DEVA Partisi Kırşehir İl Başkanı Metin Atabey’den 
Ahi Evran Üniversitesi Rektörü Karakaya’ya tepki:

“İKTİDAR PARTİSİ NÜFUZUNU VE 
GÜCÜNÜ ÜNİVERSİTELERDEN ÇEKSİN!”

DEVA Partisi Kırşehir İl Başkanı Metin Atabey, AK Parti Kırşehir İl Başkanlığı’nın düzenlediği eğitim programının birkaç iktidar milletvekilinin katılımı ile Kırşehir Ahi Evran Üniversitesi’nde gerçekleştirilmesini değerlendirdi.
İktidar partisinin teşkilat eğitimini parti bayraklarıyla Kırşehir Ahi Evran Üniversitesi’nde yapamayacağını ve siyaseti üniversiteye kimsenin alet etmelerine müsaade etmeyeceklerini belirten Başkan Metin Atabey, konuyla ilgili yaptığı yazılı açıklamada şunları ifade etti:
"Siyasal parti sisteminin gereği gibi işlemediği, kurumsallaşmadığı yapılarda ‘demokrasi, hukukun üstünlüğü, temel hak ve özgürlükler, iyi yönetim’ gibi değerlerin yaşam gerçeğine dönüşmeleri imkânsızdır. 
“Nihayet insan aklının, giderek uygarlığın ürünü olan herhangi bir sistemin veya siyasal partiler sisteminin ‘işlerliği/kurumsallaşması’ sorunu, yalnızca siyaset kurumunun sorunu değildir. Bilakis bu sorunlar, ‘toplumun, bireyin’ ve daha fazlası ‘yargı’nın ortak sorunudur. Bozulmaya ve yozlaşmaya karşı ‘toplumsal refleksler’in harekete geçmediği ve hukukun tanımladığı ‘yaptırımlar’ın esirgendiği bir yapıda ‘erdem ve gelişme’, hayallerin dahi gündemine giremez.

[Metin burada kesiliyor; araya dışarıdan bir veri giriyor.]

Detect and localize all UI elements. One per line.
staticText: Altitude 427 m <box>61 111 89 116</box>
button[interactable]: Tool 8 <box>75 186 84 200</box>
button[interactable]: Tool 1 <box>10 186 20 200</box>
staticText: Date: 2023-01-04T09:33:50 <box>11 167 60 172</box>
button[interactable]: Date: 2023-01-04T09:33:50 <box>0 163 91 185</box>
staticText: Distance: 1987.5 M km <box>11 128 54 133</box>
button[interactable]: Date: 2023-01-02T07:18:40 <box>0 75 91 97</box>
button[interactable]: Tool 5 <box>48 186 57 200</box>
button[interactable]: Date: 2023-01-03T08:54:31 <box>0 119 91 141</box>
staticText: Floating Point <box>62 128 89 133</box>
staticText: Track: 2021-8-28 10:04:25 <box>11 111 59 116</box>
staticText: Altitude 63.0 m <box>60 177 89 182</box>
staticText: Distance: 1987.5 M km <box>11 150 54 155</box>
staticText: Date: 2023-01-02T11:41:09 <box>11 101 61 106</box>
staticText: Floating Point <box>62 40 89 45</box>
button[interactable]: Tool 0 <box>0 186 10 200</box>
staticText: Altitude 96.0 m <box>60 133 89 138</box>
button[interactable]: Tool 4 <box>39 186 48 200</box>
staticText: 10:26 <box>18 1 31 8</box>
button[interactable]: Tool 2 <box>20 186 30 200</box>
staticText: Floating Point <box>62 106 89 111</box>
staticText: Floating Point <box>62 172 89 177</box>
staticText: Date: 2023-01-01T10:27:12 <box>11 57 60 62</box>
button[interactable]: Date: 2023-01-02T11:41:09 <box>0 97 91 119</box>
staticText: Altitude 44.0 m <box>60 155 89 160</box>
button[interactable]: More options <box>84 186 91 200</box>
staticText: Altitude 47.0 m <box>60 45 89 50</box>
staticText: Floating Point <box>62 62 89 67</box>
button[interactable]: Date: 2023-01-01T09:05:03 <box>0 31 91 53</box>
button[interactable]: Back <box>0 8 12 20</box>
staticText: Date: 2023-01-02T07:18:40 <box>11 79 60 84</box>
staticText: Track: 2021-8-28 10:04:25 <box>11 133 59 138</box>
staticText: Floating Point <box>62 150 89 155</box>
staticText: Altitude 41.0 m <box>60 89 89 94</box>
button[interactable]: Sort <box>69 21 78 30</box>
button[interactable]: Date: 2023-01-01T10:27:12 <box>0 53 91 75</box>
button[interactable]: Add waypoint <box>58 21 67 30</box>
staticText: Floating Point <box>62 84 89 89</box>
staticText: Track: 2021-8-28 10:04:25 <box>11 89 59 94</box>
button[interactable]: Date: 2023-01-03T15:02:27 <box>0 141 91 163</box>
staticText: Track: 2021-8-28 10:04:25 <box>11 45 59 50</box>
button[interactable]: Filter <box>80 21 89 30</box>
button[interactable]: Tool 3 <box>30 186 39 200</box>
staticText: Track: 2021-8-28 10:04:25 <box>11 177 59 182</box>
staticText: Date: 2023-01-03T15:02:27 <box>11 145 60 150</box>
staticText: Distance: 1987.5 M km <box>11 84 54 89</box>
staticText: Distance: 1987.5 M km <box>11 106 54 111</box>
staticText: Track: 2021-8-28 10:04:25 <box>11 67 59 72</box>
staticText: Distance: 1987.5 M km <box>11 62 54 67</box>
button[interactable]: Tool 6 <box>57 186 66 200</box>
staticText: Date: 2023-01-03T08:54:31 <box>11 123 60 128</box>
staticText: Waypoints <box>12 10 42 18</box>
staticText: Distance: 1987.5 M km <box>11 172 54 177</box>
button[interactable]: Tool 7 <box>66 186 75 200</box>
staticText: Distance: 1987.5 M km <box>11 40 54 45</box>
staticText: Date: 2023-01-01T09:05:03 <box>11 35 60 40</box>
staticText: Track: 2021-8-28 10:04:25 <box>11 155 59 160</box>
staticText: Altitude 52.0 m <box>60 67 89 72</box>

“İl Başkanı olarak göreve geldiğimiz günden itibaren her gün sahada olduğumuz gibi değerli esnafımızın, öğrencilerimizin, çiftçilerimizin, STK’ların vd. sorunlarını dile getirmek ve çeşitli kurum, kuruluşlardan partimizi ve il başkanlığımızı tanıtmak ortak istişarenin önemini dile getirmek için randevu talebinde bulunduk. Kırşehir Ahi Evran Üniversitesi Rektörü de randevu talebinde bulunduğumuz kurum yetkililerindendir fakat; bir buçuk yıldır randevu talebimize herhangi bir cevap verilmemiştir.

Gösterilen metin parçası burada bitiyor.